Ich konnte nicht verhindern, dass mein Kopf nach vorn schnellte. »Hä?«, raunzte ich ihm aus geringer Entfernung ins Gesicht.

»Ja, haben Sie.«

»Völliger Blödsinn.«

»Doch!«

»Wann?«

»Vor zwei Wochen. Am Telefon. Sie haben gesagt, dass ich heute anfangen könnte.«

Mir verschlug es die Sprache. Von wegen Mädchen! Von wegen schüchtern! Bei diesem Kerl handelte es sich um den unverschämtesten Rotzbengel, der mir je untergekommen war. Der log doch, dass sich die Balken bogen!

»Hör mal, Kleiner«, zischte ich und tippte ihm mit dem Finger auf die Brust. Was dem Poloshirt definitiv nicht guttat. »Ich bin kurz davor, meinen Computer in Kleinstteile zu zerlegen, weil er mir blöd kommt. Wenn du so was Ähnliches vorhast, kann ich bei dir ja schon mal üben.«

»Aber, Herr Koller! Erinnern Sie sich nicht?«

»Ich erinnere mich sehr gut daran, dass das Letzte auf dieser Welt, was ich brauche, ein Praktikant ist.«

Herrgott, jetzt kämpfte er mit den Tränen! »Sie haben es versprochen, wirklich. Ich sollte eine Wasserpistole mitbringen, sagten Sie.«

»Eine was?«

Moment. Gehirn einschalten, Max Koller. Was sollte das jetzt? Wie kam der Junge auf eine Wasserpistole? Mir dämmerte da was. Ein Abend im ›Englischen Jäger‹ … ein Anruf auf meinem Handy, als wir die fünfte Runde bestellten … eine aufgeregte Schülerstimme … Dass der Anrufer nach einer Praktikumsmöglichkeit gefragt hatte, hatte ich schon zwei Bier später wieder verdrängt. Erst recht, dass ich ihm zugesagt hatte. Aus Spaß natürlich, schließlich hörte die halbe Kneipe mit.

»Eine Wasserpistole soll er mitbringen!« Tischfußball-Kurt wollte sich gar nicht mehr beruhigen. »Du wirst sehen, Max, der macht das!«

Sogar der schöne Herbert hatte geschmunzelt.

»Nicht wahr, Sie erinnern sich?«, frohlockte mein Besucher. Es war ganz still im Hof. Die Sonne stanzte scharfe Schatten.

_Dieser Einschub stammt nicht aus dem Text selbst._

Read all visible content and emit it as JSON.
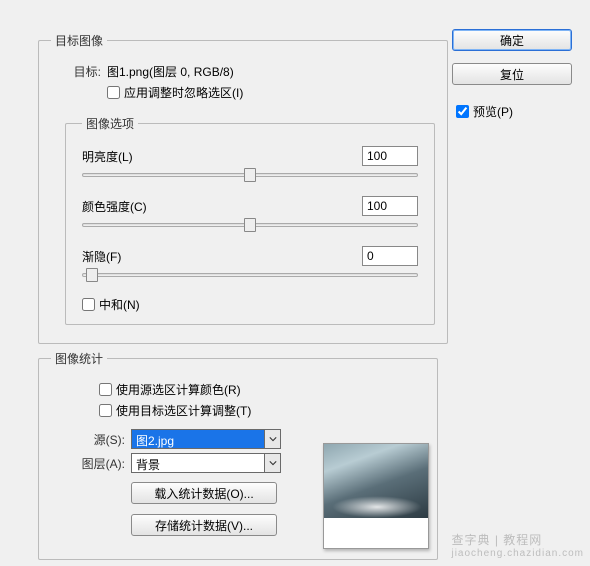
{
  "target_group": {
    "legend": "目标图像",
    "target_label": "目标:",
    "target_value": "图1.png(图层 0, RGB/8)",
    "ignore_sel_checkbox": "应用调整时忽略选区(I)",
    "ignore_sel_checked": false
  },
  "options_group": {
    "legend": "图像选项",
    "luminance": {
      "label": "明亮度(L)",
      "value": "100",
      "pos": 50
    },
    "color": {
      "label": "颜色强度(C)",
      "value": "100",
      "pos": 50
    },
    "fade": {
      "label": "渐隐(F)",
      "value": "0",
      "pos": 3
    },
    "neutralize": {
      "label": "中和(N)",
      "checked": false
    }
  },
  "stats_group": {
    "legend": "图像统计",
    "use_source_sel": "使用源选区计算颜色(R)",
    "use_target_sel": "使用目标选区计算调整(T)",
    "source_label": "源(S):",
    "source_value": "图2.jpg",
    "layer_label": "图层(A):",
    "layer_value": "背景",
    "load_btn": "载入统计数据(O)...",
    "save_btn": "存储统计数据(V)..."
  },
  "side": {
    "ok": "确定",
    "reset": "复位",
    "preview": "预览(P)",
    "preview_checked": true
  },
  "watermark": {
    "main": "查字典 | 教程网",
    "sub": "jiaocheng.chazidian.com"
  }
}
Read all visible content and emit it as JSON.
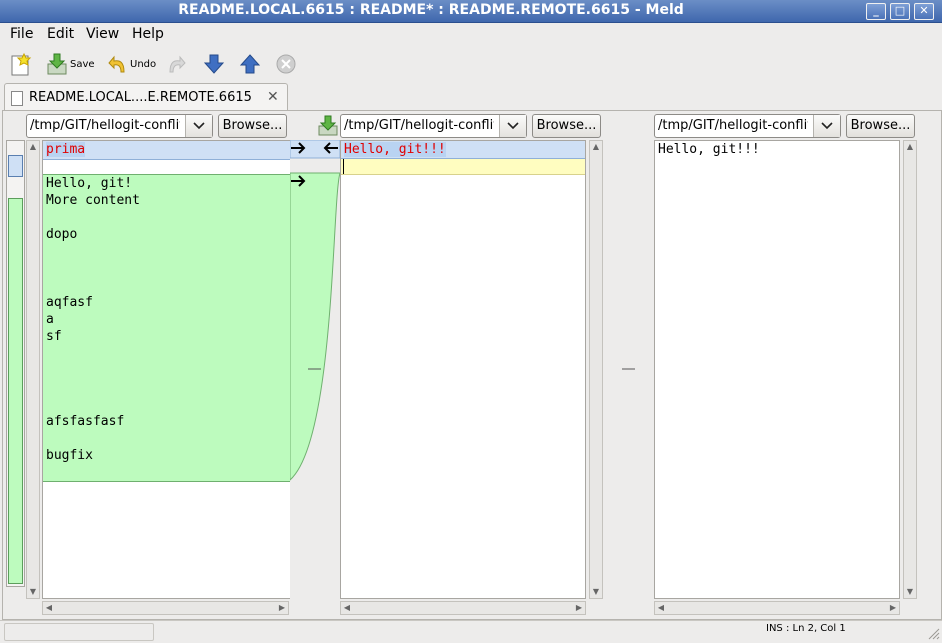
{
  "window": {
    "title": "README.LOCAL.6615 : README* : README.REMOTE.6615 - Meld"
  },
  "menu": {
    "file": "File",
    "edit": "Edit",
    "view": "View",
    "help": "Help"
  },
  "toolbar": {
    "save": "Save",
    "undo": "Undo"
  },
  "tab": {
    "label": "README.LOCAL....E.REMOTE.6615"
  },
  "panes": {
    "left": {
      "path": "/tmp/GIT/hellogit-conflit",
      "browse": "Browse..."
    },
    "middle": {
      "path": "/tmp/GIT/hellogit-conflit",
      "browse": "Browse..."
    },
    "right": {
      "path": "/tmp/GIT/hellogit-conflit",
      "browse": "Browse..."
    }
  },
  "left_text": {
    "l1": "prima",
    "l2": "Hello, git!",
    "l3": "More content",
    "l4": "dopo",
    "l5": "aqfasf",
    "l6": "a",
    "l7": "sf",
    "l8": "afsfasfasf",
    "l9": "bugfix"
  },
  "middle_text": {
    "l1": "Hello, git!!!"
  },
  "right_text": {
    "l1": "Hello, git!!!"
  },
  "status": {
    "cursor": "INS : Ln 2, Col 1"
  },
  "colors": {
    "insert": "#bdfbbe",
    "change": "#cfe0f5",
    "conflict": "#fffdc0",
    "changed_text": "#e00000"
  }
}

Ich räusperte mich. »Und? Hast du sie dabei?«

»Was?«

»Die Wasserpistole.«

Grinsend zog Leonard ein Plastikspielzeug aus der Tasche. Die Pistole war gelb und biss sich farblich mit seinem Poloshirt.

»Super«, sagte ich.

Er strahlte.

»Super, Kleiner. Kannst du mir verklickern, was ein Privatermittler mit einer Plastikwaffe anfängt?«

»Keine Ahnung. Sie sagten doch …«

»Das war ein Test«, blaffte ich. »Ein Test, verstehst du? Wer auf so was reinfällt, ist zu naiv für diesen Job. Quod erat demonstrandum. Also geh nach Hause und setz dich mit dem Ding in die Badewanne!«

An dieser Stelle hätte der Junge, der so jungfernhaft an Türen klopfte, drehbuchgerecht in Tränen ausbrechen müssen. Stattdessen wurde sein Mund ganz klein und spitz, auch die Augen verengten sich. »Sie haben es mir aber versprochen, Herr Koller! Was soll ich denn jetzt tun? Ich habe mich auf Sie verlassen.«

»Eine Wasserpistole!« Ich tippte mir an die Stirn und wollte zurück in meine Voliere.

»Alle aus meiner Klasse haben einen Praktikumsplatz«, hielt er mich auf. »Es ist Pflicht in unserer Stufe. Hat Ihnen mein Klassenlehrer nichts geschrieben? Er fand es gut, dass ich nichts mit Computern machen wollte wie alle anderen. Sondern etwas Besonderes. Sie müssten einen Brief von ihm erhalten haben. Haben Sie? Wie soll ich denn jetzt auf die Schnelle eine Alternative finden?«

»Brief? Was für ein Brief?« Es kam schon mal vor, dass ich Anschreiben, die nichts Gutes verhießen, ungeöffnet liegen ließ. Bis sie abgehangen waren sozusagen. Wenn der Absender nach Stadt, Polizei oder Gericht klang beispielsweise. Oder nach Schule. Von daher war es durchaus denkbar …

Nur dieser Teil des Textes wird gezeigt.